Poignantly, she’s also battling breast cancer, and wills herself to tell her story while she can - so that her experience might mean other women, like her daughters, never have to go through it. Describing how, aged just 21, Weinstein’s assault affected her future, Laura tells Jodi: “I feel like it dictated a certain direction my life took. It… sort of marked me and all my decisions. It was like he took my voice that day - just when I was about to start finding it.”
Fully on board, or disagree big time? We’d love to hear your take. Leave a review to share your thoughts with the good.film community!
For satisfaction. We don’t think it’s a spoiler alert to say: they got him. Towards the climax of the investigation, Harvey Weinstein himself barges into the New York Times offices, flanked by minders and handlers. He’s there to give a right to reply, and the reporting team and their editors sit with Weinstein & crew around the boardroom table as he thunders and spits his “outrage”. As the camera slowly zooms past Harvey’s shoulder towards Twohey, the look on Carey Mulligan’s face is impassive, staring - nearly cold. But her eyes say it all: “we got you, you evil bastard.”
The month following the New York Times story, 82 women accused Harvey Weinstein of sexual assault. In February 2020, he was convicted of rape and sexual assault in New York, followed by further convictions of rape and sexual misconduct in Los Angeles in 2023. His consecutive prison sentences equate to 39 years behind bars.
Megan Twohey and Jodi Kantor spent hundreds of hours with the women who Harvey Weinstein assaulted and whose futures he destroyed. In nearly every case, they were frozen with fear. It was palpable. She Said is more than just a journalistic story: it’s an account of that shared frozenness being slowly and supportively thawed by two determined women. Reporters who know that no matter what they write, they can’t change the past - but they can help create a better future for women everywhere.
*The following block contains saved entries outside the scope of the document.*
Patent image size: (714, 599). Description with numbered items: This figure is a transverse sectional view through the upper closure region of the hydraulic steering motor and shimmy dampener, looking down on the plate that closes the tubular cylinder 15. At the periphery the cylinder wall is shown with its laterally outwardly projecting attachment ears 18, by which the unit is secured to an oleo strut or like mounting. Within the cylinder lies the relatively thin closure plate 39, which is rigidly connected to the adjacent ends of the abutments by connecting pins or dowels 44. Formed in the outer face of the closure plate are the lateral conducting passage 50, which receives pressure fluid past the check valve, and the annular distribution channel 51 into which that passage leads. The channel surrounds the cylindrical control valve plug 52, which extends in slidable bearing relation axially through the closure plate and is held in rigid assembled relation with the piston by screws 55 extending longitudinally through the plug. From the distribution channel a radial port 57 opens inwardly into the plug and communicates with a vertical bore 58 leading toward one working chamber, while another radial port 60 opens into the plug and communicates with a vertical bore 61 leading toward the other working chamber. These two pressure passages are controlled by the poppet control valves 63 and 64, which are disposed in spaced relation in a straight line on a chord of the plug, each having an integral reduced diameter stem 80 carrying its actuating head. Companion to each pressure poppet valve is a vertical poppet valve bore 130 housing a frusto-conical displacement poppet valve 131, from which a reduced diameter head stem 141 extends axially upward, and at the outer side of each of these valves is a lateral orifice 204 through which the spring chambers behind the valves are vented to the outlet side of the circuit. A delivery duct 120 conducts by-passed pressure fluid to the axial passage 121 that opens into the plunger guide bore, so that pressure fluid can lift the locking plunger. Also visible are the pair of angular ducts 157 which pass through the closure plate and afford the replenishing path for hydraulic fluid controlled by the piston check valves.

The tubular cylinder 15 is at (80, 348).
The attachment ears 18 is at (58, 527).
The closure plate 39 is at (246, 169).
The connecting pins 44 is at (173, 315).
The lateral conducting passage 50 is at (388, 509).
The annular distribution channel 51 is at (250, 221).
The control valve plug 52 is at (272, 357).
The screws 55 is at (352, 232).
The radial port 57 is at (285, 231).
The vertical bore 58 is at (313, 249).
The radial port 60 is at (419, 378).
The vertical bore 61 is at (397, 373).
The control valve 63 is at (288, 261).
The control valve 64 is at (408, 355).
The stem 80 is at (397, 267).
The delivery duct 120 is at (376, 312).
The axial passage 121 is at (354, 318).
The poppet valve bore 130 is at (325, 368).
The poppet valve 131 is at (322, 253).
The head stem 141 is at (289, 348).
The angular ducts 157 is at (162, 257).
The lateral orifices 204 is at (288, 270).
In 2018, a further New York Times piece found that over 200 “prominent” men were sacked after public allegations of sexual harassment. Nearly half of their replacements were women. Feminist author Gloria Feldt wrote about the changes many employers were making in response to #MeToo, highlighting “real change, including equal pay and a zero-tolerance policy for sexual harassment.”
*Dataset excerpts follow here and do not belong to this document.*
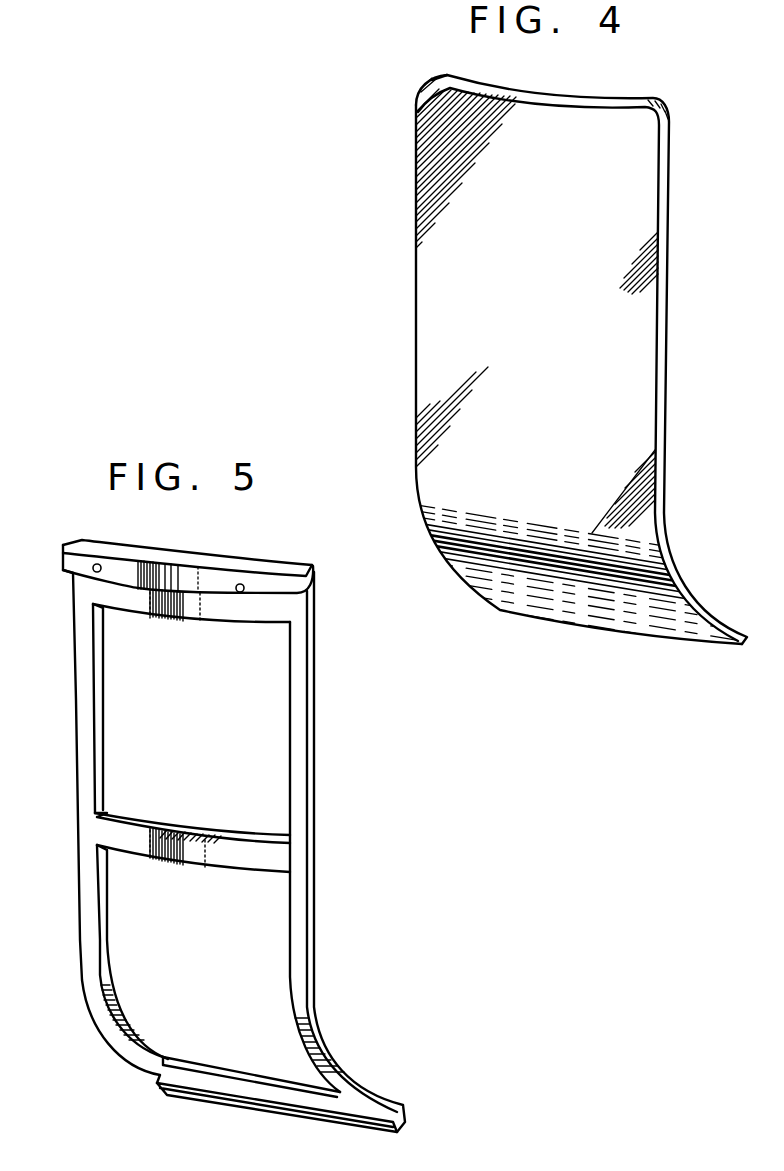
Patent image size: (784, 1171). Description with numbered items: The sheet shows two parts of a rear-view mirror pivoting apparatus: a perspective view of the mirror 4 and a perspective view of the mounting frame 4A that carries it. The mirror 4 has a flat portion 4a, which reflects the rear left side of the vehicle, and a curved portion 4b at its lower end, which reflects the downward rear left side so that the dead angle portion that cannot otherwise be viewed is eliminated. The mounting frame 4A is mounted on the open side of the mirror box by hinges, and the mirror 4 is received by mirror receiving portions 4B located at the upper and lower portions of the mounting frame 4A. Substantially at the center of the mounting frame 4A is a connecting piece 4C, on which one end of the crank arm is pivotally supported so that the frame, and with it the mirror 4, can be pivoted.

In FIG. 4, the mirror 4 is at (425, 355).
In FIG. 4, the flat portion 4a is at (445, 248).
In FIG. 4, the curved portion 4b is at (628, 612).
In FIG. 5, the mounting frame 4A is at (300, 812).
In FIG. 5, the mirror receiving portion 4B is at (307, 582).
In FIG. 5, the connecting piece 4C is at (172, 863).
The Washington Post analysed the impact further, finding that there were “a significantly smaller percentage of women having experienced sexual coercion or unwanted sexual attention at the office” in the year after the article was published.
In 2022, in a watershed moment, the US Congress approved legislation meaning that “anyone who is sexually harassed at work can seek legal redress.”
So the next time someone questions if a handful of people can change the world - activists like Tarana Burke, or journalists like Jodi and Megan - show them the on-screen coda to She Said:
Kantor and Twohey’s work helped ignite a worldwide movement against sexual misconduct.
The number of women across the globe who stepped forward and shared their own stories publicly, many for the first time, is impossible to count.
Their accounts led to workplace reforms, changes in the law, public and private reckonings over sexual harassment and violence, and debates that continue to this day.